Her Güne Bir Yarı Maraton – 3. Sezon

Hiçbir antrenman programında “her gün çıkıp 21 km koş” gibi bir şeye rastlamazsınız. Programlar sistematik çalışma ve yıpranmadan gelişme için hazırlanır. Vücudun gelişmek için dinlenmeye ihtiyacı vardır ve özel hedefler için özel antrenmanlar yapılmalı, bunlar arasında da uygun şekilde dinlenilmelidir. Her gün çıkıp aynı mesafeyi, aynı hızda katetmek fiziksel ve mental dayanıklılığı artırmak ve sınırları keşfetmek dışında bir şeye hizmet etmez. Daha da kötüsü sürekli aynı hızda koşmak bazı sakatlıklar için biçilmiş kaftandır. Hal böyleyken neden bir insan bunu yapmaya girişir? Yani hem zaman kaybı hem de sakatlanma riski varsa kim, neden böyle bir şey yapar ki? Cevap: Kendiyle uğraşmayı sevenler. Neyi yapamayacaklarını duymaktan hoşlanmayan, neyi yapabileceklerini kendi gözleriyle görmek isteyenler. Kim mesela?

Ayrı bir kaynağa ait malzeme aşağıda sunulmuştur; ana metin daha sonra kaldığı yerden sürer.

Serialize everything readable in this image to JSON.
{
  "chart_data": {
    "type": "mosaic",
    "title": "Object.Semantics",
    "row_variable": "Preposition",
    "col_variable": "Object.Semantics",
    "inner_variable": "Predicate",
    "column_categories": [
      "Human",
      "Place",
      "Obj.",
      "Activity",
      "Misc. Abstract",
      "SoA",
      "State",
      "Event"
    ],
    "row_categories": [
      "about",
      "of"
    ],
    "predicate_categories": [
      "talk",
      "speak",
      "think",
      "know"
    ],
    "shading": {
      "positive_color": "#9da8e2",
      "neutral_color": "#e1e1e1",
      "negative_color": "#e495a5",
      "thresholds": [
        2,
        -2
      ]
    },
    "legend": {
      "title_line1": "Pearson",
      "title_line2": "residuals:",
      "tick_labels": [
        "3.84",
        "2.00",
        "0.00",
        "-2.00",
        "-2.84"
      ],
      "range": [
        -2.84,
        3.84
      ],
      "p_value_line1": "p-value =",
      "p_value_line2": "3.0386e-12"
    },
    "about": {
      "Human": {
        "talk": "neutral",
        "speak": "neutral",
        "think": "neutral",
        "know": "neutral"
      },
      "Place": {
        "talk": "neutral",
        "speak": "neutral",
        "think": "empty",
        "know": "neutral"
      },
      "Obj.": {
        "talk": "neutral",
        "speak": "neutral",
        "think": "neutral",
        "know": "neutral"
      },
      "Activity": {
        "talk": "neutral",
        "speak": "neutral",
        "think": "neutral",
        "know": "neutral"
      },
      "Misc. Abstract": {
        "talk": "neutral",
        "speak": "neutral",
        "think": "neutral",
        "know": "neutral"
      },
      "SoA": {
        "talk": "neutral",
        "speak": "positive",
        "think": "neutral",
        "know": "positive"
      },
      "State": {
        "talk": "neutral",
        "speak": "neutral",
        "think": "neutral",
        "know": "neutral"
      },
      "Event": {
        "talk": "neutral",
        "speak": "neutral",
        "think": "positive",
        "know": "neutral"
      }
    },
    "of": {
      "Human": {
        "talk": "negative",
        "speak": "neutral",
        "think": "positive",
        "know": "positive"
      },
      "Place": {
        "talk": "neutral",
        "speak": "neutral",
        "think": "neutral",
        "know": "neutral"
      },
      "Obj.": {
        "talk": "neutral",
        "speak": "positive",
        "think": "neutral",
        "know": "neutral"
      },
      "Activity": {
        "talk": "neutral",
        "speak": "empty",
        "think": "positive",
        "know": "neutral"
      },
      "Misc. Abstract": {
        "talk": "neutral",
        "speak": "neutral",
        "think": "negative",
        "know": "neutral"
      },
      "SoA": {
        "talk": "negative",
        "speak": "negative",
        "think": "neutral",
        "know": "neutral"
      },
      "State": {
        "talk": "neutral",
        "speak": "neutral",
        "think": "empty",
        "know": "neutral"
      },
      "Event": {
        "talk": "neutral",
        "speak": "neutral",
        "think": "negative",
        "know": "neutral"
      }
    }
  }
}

Mesela Pete Koestelnick. Çok zorlu ultramaratonlardan biri olan Badwater’ı birden çok defa kazanmış, Amerika’yı boydan boya koşmuş bir koşucu. 2016 yılında San Francisco’dan New York’a 4938 km’yi 42 gün, 6 saat, 30 dakikada koşmuş. 2018 Badwater yarışını kramplar nedeniyle bırakmasından sadece bir hafta sonra Amerika’yı kuzey batısıdan güney doğusuna geçme denemesine başladı. Alaska’nın kıyı kenti Kenai’den Florida’nın kıyısındaki Key West’e olan 8000 km’den fazla olan mesafeyi koşmaya çalışacaktı. Hem de destek almadan, ihtiyaçlarını bir el arabasında iterek. Her gün 70-110 km civarında koşması gerekiyordu. Hedefi 110 günden önce bitirmekti. Koestelnick amacına ulaştı. 8670 km’yi 97 gün, 6 saat, 57 dakikada koştu. Ortalama günde 88 km koştu. Çünkü, “Acaba Amerika kıtasını kuzey batısından güney doğusuna çaprazlama koşabilir miyim?” sorusu bir kere aklına düşmüştü.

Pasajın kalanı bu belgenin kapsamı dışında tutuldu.